I don’t even know where to begin. How far back do I go? To the week he left, when the kids had strep throat and double ear infections? To February, when Benjamin began his battle with recurring ear infections and when both children had their upper lip and tongue ties revised? To March, when when we traveled to New York for two weeks and Benjamin’s unresolved ear infection coupled with his four-month sleep regression almost ended us and when Madeline had a virus that landed us first in Urgent Care in New York and then in the ER in North Carolina (turned out to be the flu, which we were all vaccinated against, and it took me out, too)? To this month? Benjamin’s ear infection is back, along with his inability to nap or sleep through the night. Madeline’s sibling rivalry has finally kicked in and she will do anything — good or bad — for my attention. And me? I’m having dreams (when I’m lucky enough to get a REM cycle) about ocean waves crashing over my head.
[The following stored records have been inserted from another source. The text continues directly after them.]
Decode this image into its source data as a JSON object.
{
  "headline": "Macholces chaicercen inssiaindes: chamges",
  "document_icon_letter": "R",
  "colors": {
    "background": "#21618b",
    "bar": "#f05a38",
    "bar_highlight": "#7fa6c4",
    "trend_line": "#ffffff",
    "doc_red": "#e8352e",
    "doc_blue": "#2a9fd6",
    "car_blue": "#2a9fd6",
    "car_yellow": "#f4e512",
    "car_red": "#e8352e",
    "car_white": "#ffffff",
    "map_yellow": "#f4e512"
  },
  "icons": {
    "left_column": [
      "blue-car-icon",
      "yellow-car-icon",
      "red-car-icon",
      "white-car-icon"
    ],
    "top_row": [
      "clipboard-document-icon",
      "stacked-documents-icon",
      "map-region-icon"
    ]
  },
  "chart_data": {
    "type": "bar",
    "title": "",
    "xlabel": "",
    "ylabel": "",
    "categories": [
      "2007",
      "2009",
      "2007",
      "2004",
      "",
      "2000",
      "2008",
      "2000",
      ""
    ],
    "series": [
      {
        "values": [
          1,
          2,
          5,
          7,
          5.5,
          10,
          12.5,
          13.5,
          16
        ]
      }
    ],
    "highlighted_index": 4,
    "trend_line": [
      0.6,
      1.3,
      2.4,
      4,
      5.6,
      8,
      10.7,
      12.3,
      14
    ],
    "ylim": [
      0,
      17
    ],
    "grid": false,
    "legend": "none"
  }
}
Perhaps, I’ll just give a glimpse into tonight at our house. As I was giving an extremely overtired Benjamin (who had been crying for the better part of the last three days) his bedtime bottle, Madeline started screaming from her room. I jumped up from the rocker, still holding and feeding Benjamin, and ran to her door. Turns out she had gone to the bathroom. Number two. In her underwear. And she wasn’t happy about her decision. In that moment, I could actually feel my frustration, my anger, my exhaustion vibrating in every cell of my body. Profanities flew across my mind faster than I could think them. WHY!?

I tried to address the situation right there on the floor of her room, while still feeding the baby, but quickly learned that it was not a good idea. So I told her to get into the tub (unfilled) and wait for me to get Benji into bed. She sobbed for ten straight minutes, while I thought horrible, ungrateful thoughts in my head as Benjamin finished his bottle. I put him into his crib and stroked his precious blonde hair. His eyelids grew heavy and each blink got longer until he was asleep. I shut his door, said my nightly prayer for him to sleep through until morning, took a breath and walked to the bathroom.

When I saw my big girl, partially clothed, looking impossibly small and sad in the tub, my rage dissolved. I took her into the shower, dressed her in jammies, put product into her sweet curls and followed her to her room. We read stories with Daddy, listened to his lullabies and then we lay there in the dark, both of us unwinding. She let me hold her in my arms. She talked and I listened for ten straight minutes, this time my mind spinning with guilt and understanding.

When her stream of consciousness started to slow, I sat up, attempting to wrap up bedtime: “Do you know how much I love you Maddie? So so much.” And with every ounce of sincerity in her body she said, into the darkness, “Mommy, I want to keep you.” I slid back down onto her pillow and wrapped myself up in her laughter, as she rolled over and licked my cheek. Thank God for small mercies. That will get me through to tomorrow.